I wanted to share the significant events that occurred to IAMUCLA services (Shibboleth, Grouper WS, EDWS) over the last few days. Certain queries connecting to Enterprise Directory (ED) were causing a halt, which prevent new requests from processing until the current ones finished. We are still actively working with Oracle to determine a root cause.
What is Enterprise Directory
ED is our backend person repository, where most key IAMUCLA services such as Shibboleth, Grouper and EDWS depend on for user lookup.
What exactly went wrong?
Spread throughout the day are export jobs that are run to extract data from ED. We time these jobs so they do not overlap, due to the heavy nature of exporting large amounts of data. We noticed starting 9/23 at 3-4am that a query was causing a halt, which prevented other searches from completing until the original query completed. This would cause services like Shibboleth to periodically throw an error.
How come you did not notice the issue sooner?
On 9/23 we had originally noticed the issue. We had saw a spike in traffic from a number of IP's. We originally suspected that Shibboleth was being DDoS'ed and had reported the issue to Information Security investigate. Information Security determined that it was not a DDoS attack, but rather an application continuously redirecting back to Shibboleth. We are in the process of working with the application to address this issue.
The IAMUCLA team began to look deeper and realized that ED may be the potential issue as we checked other services to see if they experienced any issue. On 9/26 we opened a request with Oracle to help troubleshoot the issue and are still actively working with Oracle to resolve the issue.
How did you alleviate the problem?
On 9/26 we also made the decision to shift Shibboleth to our backup ED instance. Even though traffic was minimal during the 3-4am period, we wanted to ensure availability of the system. The shift occurred at midnight of the 27th. Since, this was the first full week of school, we picked a time that was a reasonable hour with less traffic and impact to the community.
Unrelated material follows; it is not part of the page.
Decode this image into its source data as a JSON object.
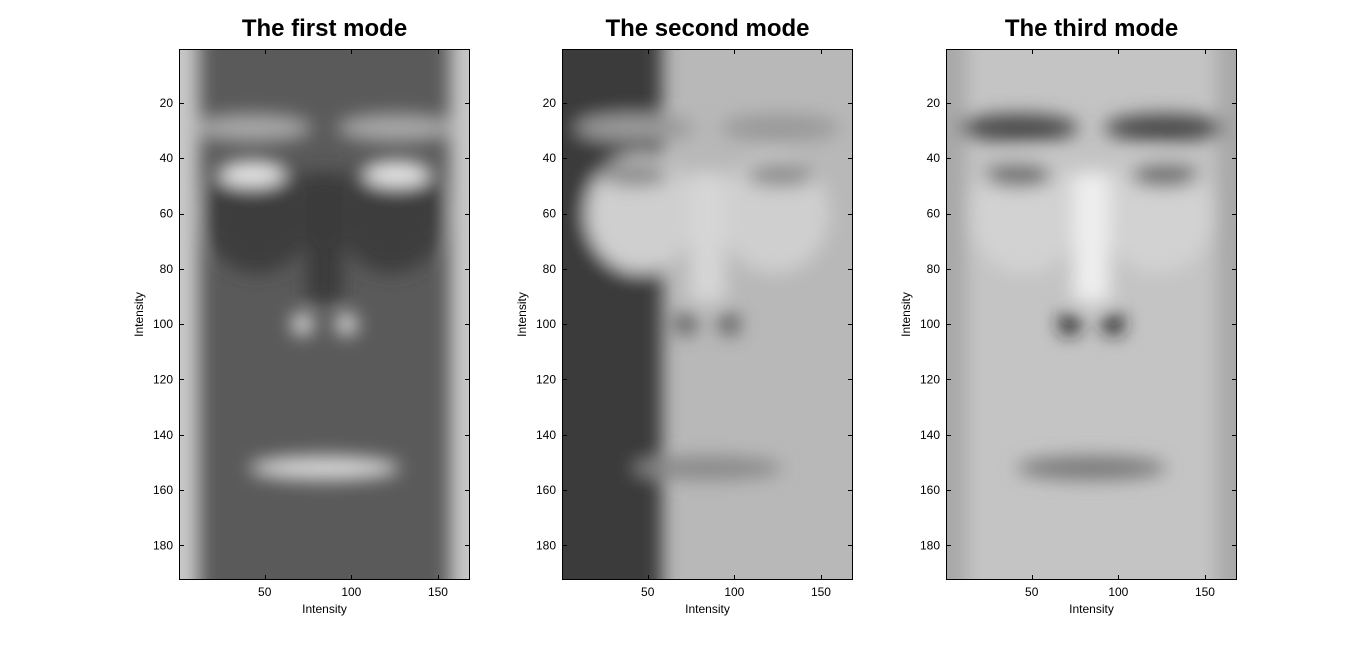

By shifting Shibboleth and the majority of the requests, we thought that our primary ED instance would no longer experience the issue as we continued to troubleshoot. However on 9/27 at about 1:00pm, we noticed the same issue occurring, which caused outages to EDWS and Grouper WS. At this point we decided to shift these servers to our backup ED instance as well.
Our primary ED instance is now only processing these daily export jobs until we resolve the issue with Oracle.
Did monitors not trigger the alert?
Setting up end to end alerts have been a challenge. We have monitor on OS levels on all our systems and most applications have log alerts or status checks. However, ED technically was responding and did not generate any error logs to alert us. Monitors on Shibboleth check for status pages to ensure the application itself is healthy and since Shibboleth was responding no alerts were triggered. Grouper WS and EDWS, however did trigger as eventually searches would queue and the service would stop responding.
What are your next steps?
We are still working with Oracle to troubleshoot our issues. No other instance (test or production) are experiencing this issue, so replicating it would be fairly difficult. Oracle is recommending configuration changes and more logging and would require restarts to the ED server. Email communications should be sent shortly to give a better timeline of these changes. We do apologize for the short notice (1 or 2 days) we will be giving to apply these changes to our primary production server. We will apply the same changes to our backup once we shift services back to our primary. We will provide an additional notice when that change does occur.
We are also increasing priority of our ED upgrade project. The architecture and configurations need to be revisited with the explosion of data from Grouper groups.
A stretch goal of ours is to aggregate our logs and correlate events between all IAMUCLA systems to determine the health of our systems.
We are aware of the impacts our services cause to the campus community. When there are service issues it has always been a balancing act trying to juggle between resolving/diagnosing issues vs maintaining as much service availability as possible. This is especially difficult during key academic calendar dates.
Finally, I wanted to thank the team who worked tirelessly to troubleshoot and maintain service availability.